Rule of thumb: After "and," use the pronoun you'd use if there were no "and" and no coordination.

  • I left. --> Harry and I left.
  • She left me. --> She left Harry and me.
  • I'll vote for him. --> I'll vote for Harry and him.
An extra note on "for:" Unlike "between," for can also act as a subordinating conjunction (or "complementizer"). In this function, it introduces a clause, i.e. it must be followed by a noun phrase and a verb phrase. In this scenario, the noun phrase can be in nominative case. That's why we sing "For he is a jolly good fellow" rather than "For him...". 



October 16, 2012

Binders full of women

Tonight's presidential debate -- supposed to be "a free-flowing question-and-answer session between the candidates and a studio audience at Hoftra University" -- as been called feisty, rancous, aggressive and tense. Any phrase from the debate that stands out? Well, there are Mitt Romney's "binders full of women." A touch ... objectifying, no?

From CNN
Did Mitt Romney really request that as governor of Massachusetts, he be brought "whole binders full of women?" It was his response to a question – on gender pay inequality - which turned heads and started fingers tapping on keyboards. Before the debate was over, there was a Twitter hashtag, a blog, a series of memes, and a Facebook page with over 100,000 fans. The phrase was the third-fastest rising search on Google during the debate.

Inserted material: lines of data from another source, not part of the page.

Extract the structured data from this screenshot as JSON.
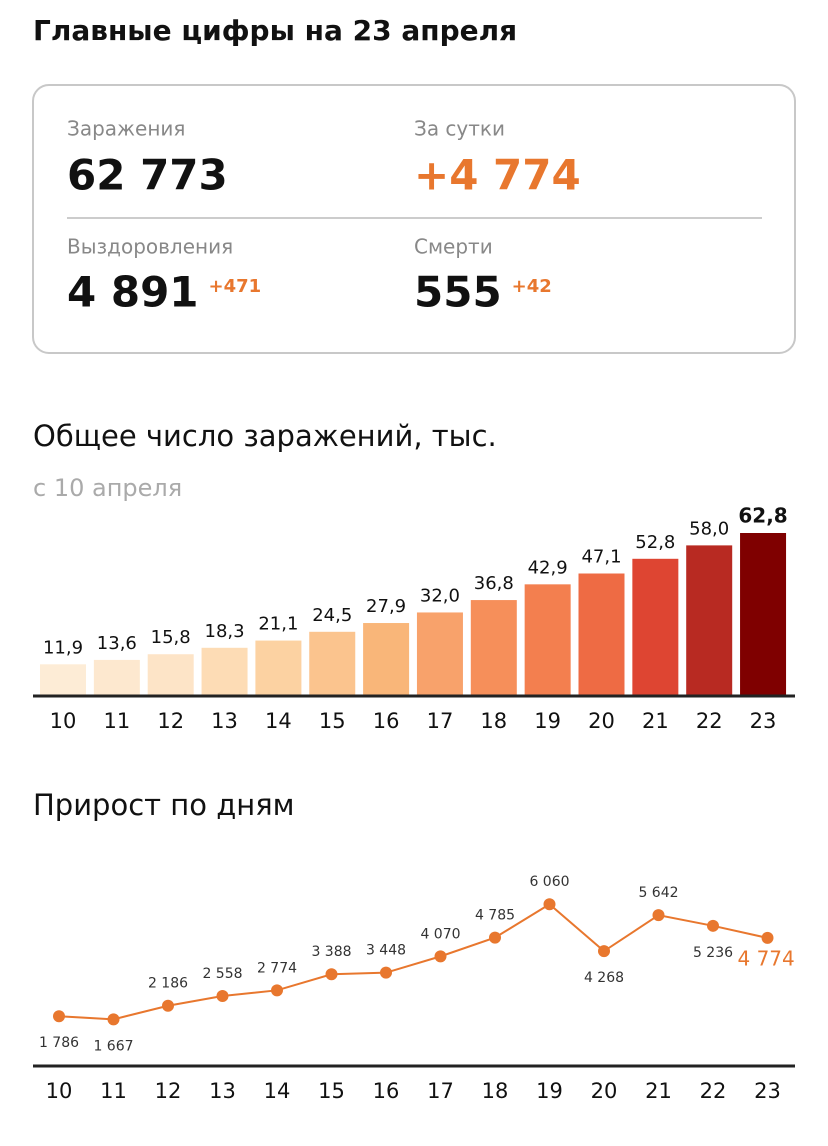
{
  "title": "Главные цифры на 23 апреля",
  "stats": [
    {
      "label": "Заражения",
      "value": "62 773"
    },
    {
      "label": "За сутки",
      "value": "+4 774"
    },
    {
      "label": "Выздоровления",
      "value": "4 891",
      "delta": "+471"
    },
    {
      "label": "Смерти",
      "value": "555",
      "delta": "+42"
    }
  ],
  "chart_data": [
    {
      "type": "bar",
      "title": "Общее число заражений, тыс.",
      "subtitle": "с 10 апреля",
      "categories": [
        "10",
        "11",
        "12",
        "13",
        "14",
        "15",
        "16",
        "17",
        "18",
        "19",
        "20",
        "21",
        "22",
        "23"
      ],
      "values": [
        11.9,
        13.6,
        15.8,
        18.3,
        21.1,
        24.5,
        27.9,
        32.0,
        36.8,
        42.9,
        47.1,
        52.8,
        58.0,
        62.8
      ],
      "value_labels": [
        "11,9",
        "13,6",
        "15,8",
        "18,3",
        "21,1",
        "24,5",
        "27,9",
        "32,0",
        "36,8",
        "42,9",
        "47,1",
        "52,8",
        "58,0",
        "62,8"
      ],
      "colors": [
        "#fdecd6",
        "#fde8cf",
        "#fde4c7",
        "#fddcb5",
        "#fcd2a2",
        "#fbc48e",
        "#f9b679",
        "#f8a26b",
        "#f68f5a",
        "#f37f4f",
        "#ee6b44",
        "#de4532",
        "#b82a22",
        "#7f0000"
      ]
    },
    {
      "type": "line",
      "title": "Прирост по дням",
      "color": "#e8772e",
      "categories": [
        "10",
        "11",
        "12",
        "13",
        "14",
        "15",
        "16",
        "17",
        "18",
        "19",
        "20",
        "21",
        "22",
        "23"
      ],
      "values": [
        1786,
        1667,
        2186,
        2558,
        2774,
        3388,
        3448,
        4070,
        4785,
        6060,
        4268,
        5642,
        5236,
        4774
      ],
      "value_labels": [
        "1 786",
        "1 667",
        "2 186",
        "2 558",
        "2 774",
        "3 388",
        "3 448",
        "4 070",
        "4 785",
        "6 060",
        "4 268",
        "5 642",
        "5 236",
        "4 774"
      ]
    }
  ]
}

Here's the relevant excerpt from the debate:
And important topic, and one which I learned a great deal about, particularly as I was serving as governor of my state, because I had the chance to pull together a cabinet and all the applicants seemed to be men. And I -- and I went to my staff, and I said, “How come all the people for these jobs are -- are all men.” They said, “Well, these are the people that have the qualifications.” And I said, “Well, gosh, can’t we -- can’t we find some -- some women that are also qualified?” ROMNEY: And -- and so we -- we took a concerted effort to go out and find women who had backgrounds that could be qualified to become members of our cabinet. I went to a number of women’s groups and said, “Can you help us find folks,” and they brought us whole binders full of women.

October 11, 2012

A bunch of malarkey


If you followed tonight's debate of the two nominees for Vice President, John Biden and Paul Ryan, you agree that the word of the evening was "marlarkey," as in "With all due respect, that's a bunch of malarkey." Politico.com shows that Joe Biden seems rather fond of this word. He thinks it reflects his Irish identity: "We Irish call it malarkey.”

Alas, the word is considered an Americanism and was first recorded in the 1920s. Its supposed Irish origin? Pure malarkey, at least according to the OED:
Etymology:  Origin unknown. A surname Mullarkey , of Irish origin, exists, but no connection is known between any person of that name and this word.